While there are several ways to travel from Seton Hall to the airport, the shuttle service, which began in November 2009, is a secure way for students to travel to and from the airport, for the bargain price of $10.
Renee Callender, at-large senator with the Student Government Association on campus, has made it her mission to work to ensure that the interests and needs of Seton Hall students are met, which includes the availability of a shuttle for out of state students.
Callender has teamed up with Housing and Residence Life to help inform students and help set up the shuttle’s service.
In order to save the service, Callender said HRL needs at least eight people who will definitely use the service at the times offered.
Junior Matthew DiCarlo, whose home is near Los Angeles, said the demand for a shuttle service should certainly be there, since it is a perfect means of transportation for students.
“When I was a freshman I went home often for holiday breaks and was frustrated to see that there was no type of shuttle system available,” DiCarlo said. “I know I would have definitely used it back when I had no other way to get to the airport.”
Junior Margaret Dougherty, whose home is near St. Louis, has experienced the costly alternatives to a $10 shuttle when attempting to get to Newark Airport.
“Freshman year I took a taxi on most occasions, which would cost about $50 each time,” Dougherty said. “Before the shuttle service existed, I used to create a Facebook message with all the out-of- state students I knew, as a forum to share taxis so prices would not be so high.”
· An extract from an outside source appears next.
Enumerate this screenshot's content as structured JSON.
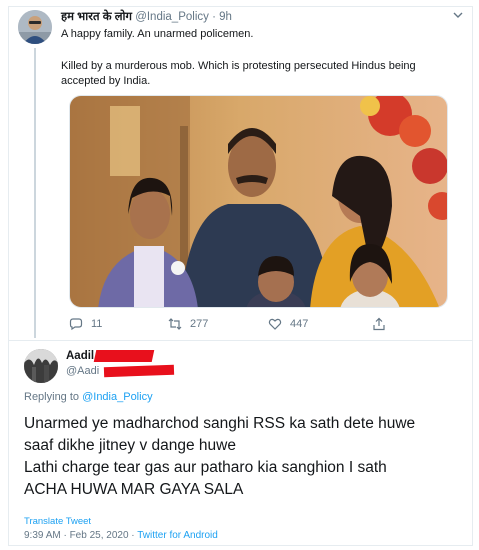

Callender said the lack of participation in the shuttle service could be a result of poorly publicizing the services running times.
Many students were unaware of the dates and times of the service because they were not publicized early enough for them to plan their flights around, Callender said.
She stressed timing may be an issue to look into in the attempt to ensure the shuttle’s success.
“Seton Hall recruits people from outside of the tri-state area, and we need to create more accommodations, like this service, to make the process of living far away from home easier on students that choose to attend this university,” Callender said.
Dougherty said if the university did not provide a shuttle service, it could discourage students from attending Seton Hall, since many students need to travel by plane to get home.
Dougherty also said the shuttle service is one of the most impressive products of the SGA.
“I was very excited for this airport shuttle and really encourage students to continue using this valuable resource,” Dougherty said.